I do not understand why they took the extra step of drawing for all 16 positions. When every participant has the same (internal) odds of ending up with the first pick, the last, or anything in between, wacky results are GOING to happen. It makes no sense.
Easy Fix
The easy solution is to draw for fewer spots. Maybe four is too few. I get that. But what about six or eight? You’ve already disincentivized the plunge for the worst records in the league by giving the worst teams in the lottery fewer balls. You could draw for spots 1-8 then seed the rest of the teams from 9-16 in reverse order of record, just like the current system does. I’m pretty comfortable saying nobody is going to lose droves of games for a guarantee of the 7th or 9th position in the draft order.
This would have the following benefits:
- Reduce the chaos and weird results
- Get more help for the truly bad teams without overtly encouraging them to be bad
- Take away some of the benefit of being a good-record team in the lottery under the new system. The way it’s proposed, finishing 9th or 10th in the conference is exactly as beneficial as finishing last. There’s incentive not to get to that 8th or 7th spot, maybe even to not make the playoffs. As we said in an earlier post, you haven’t taken away the incentive to lose entirely, you’ve just moved it to the Play-In/Low-Playoffs tier instead of the bottom of the league. Reverse order by record for the second half of the lottery field lessens that issue.
Still Time
Seriously, I don’t understand why the NBA took a good idea and threw it into overdrive. They’re opening the door for it not working in spectacular and ridiculous fashion. It reminds me of teaching my kid to drive, telling him that he needs to be a bit more prompt and aggressive turning onto a main street from a side one, then watching him fishtail onto the avenue with smoke billowing from his tires because he floored it. DUDE. There is a smart, safe middle ground. Take it!

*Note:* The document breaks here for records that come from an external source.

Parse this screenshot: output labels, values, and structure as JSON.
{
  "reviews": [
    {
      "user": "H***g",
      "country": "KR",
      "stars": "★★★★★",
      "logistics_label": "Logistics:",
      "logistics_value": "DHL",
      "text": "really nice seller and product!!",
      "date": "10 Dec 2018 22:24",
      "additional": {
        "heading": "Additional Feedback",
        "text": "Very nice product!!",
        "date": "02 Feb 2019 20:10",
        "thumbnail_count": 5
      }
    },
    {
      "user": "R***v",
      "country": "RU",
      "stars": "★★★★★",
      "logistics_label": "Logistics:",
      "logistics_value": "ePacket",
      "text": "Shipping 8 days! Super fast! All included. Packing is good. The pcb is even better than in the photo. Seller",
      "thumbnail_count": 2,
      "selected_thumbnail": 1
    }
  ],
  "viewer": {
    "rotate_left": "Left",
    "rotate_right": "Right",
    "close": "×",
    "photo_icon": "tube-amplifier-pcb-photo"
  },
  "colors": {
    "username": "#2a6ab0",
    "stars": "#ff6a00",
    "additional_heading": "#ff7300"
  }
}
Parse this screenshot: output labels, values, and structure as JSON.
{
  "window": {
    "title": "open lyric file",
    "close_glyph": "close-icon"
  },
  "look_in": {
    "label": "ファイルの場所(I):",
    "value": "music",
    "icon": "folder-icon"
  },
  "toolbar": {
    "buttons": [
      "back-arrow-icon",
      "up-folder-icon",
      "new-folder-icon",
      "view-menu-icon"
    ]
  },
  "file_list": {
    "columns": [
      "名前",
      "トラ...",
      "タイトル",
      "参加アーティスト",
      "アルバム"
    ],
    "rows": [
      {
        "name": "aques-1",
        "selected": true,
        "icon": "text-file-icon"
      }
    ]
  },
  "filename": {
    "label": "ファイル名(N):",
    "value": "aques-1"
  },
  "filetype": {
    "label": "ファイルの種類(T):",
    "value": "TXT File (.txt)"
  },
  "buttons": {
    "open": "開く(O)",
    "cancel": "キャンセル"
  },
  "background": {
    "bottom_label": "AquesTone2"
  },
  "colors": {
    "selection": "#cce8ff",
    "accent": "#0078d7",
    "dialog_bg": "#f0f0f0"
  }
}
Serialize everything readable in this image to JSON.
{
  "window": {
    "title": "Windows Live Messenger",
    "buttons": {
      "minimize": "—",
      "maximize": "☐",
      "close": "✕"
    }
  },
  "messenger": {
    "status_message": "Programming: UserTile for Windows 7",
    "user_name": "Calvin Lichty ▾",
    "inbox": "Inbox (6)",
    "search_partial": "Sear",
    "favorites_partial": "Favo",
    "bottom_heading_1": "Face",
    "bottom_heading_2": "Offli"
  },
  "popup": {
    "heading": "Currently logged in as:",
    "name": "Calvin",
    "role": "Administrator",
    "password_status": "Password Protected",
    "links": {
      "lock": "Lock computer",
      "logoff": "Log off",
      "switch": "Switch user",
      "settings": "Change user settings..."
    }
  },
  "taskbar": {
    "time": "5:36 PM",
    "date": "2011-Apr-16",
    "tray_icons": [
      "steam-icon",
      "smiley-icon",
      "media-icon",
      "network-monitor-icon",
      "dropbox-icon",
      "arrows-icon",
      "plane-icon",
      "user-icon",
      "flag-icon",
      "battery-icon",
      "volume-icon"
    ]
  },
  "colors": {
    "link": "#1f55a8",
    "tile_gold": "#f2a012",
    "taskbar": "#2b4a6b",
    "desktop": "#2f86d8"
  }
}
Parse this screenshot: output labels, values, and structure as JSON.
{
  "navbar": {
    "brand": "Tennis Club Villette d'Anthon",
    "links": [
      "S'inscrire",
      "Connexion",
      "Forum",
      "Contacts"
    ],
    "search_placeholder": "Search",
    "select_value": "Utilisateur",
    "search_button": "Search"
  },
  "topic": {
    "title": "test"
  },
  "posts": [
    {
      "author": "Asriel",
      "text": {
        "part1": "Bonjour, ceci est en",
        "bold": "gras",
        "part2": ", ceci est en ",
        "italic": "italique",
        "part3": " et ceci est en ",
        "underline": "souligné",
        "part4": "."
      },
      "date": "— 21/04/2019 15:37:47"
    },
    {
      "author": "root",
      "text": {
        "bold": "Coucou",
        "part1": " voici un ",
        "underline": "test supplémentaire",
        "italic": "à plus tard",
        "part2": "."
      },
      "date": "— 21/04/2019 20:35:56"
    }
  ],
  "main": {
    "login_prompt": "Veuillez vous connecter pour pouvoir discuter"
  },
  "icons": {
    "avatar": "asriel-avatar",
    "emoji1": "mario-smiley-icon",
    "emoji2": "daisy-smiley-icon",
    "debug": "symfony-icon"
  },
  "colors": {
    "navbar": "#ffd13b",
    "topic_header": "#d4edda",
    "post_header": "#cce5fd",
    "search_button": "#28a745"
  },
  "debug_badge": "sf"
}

The Board of Governors doesn’t meet until May 28th. There’s still time to make this relatively-easy tweak to the system before it’s even adopted. If they don’t, I’m going to be watching future lottery drawings with my hands held over my eyes.
Draw from 1-8 or 1-6, then reverse seed. You’re going to have enough randomness, odds-smoothing, and loss-penalizing to nerf tanking without making a mockery of the drawing and watching pundits make fun of your system—and your league—for weeks on end.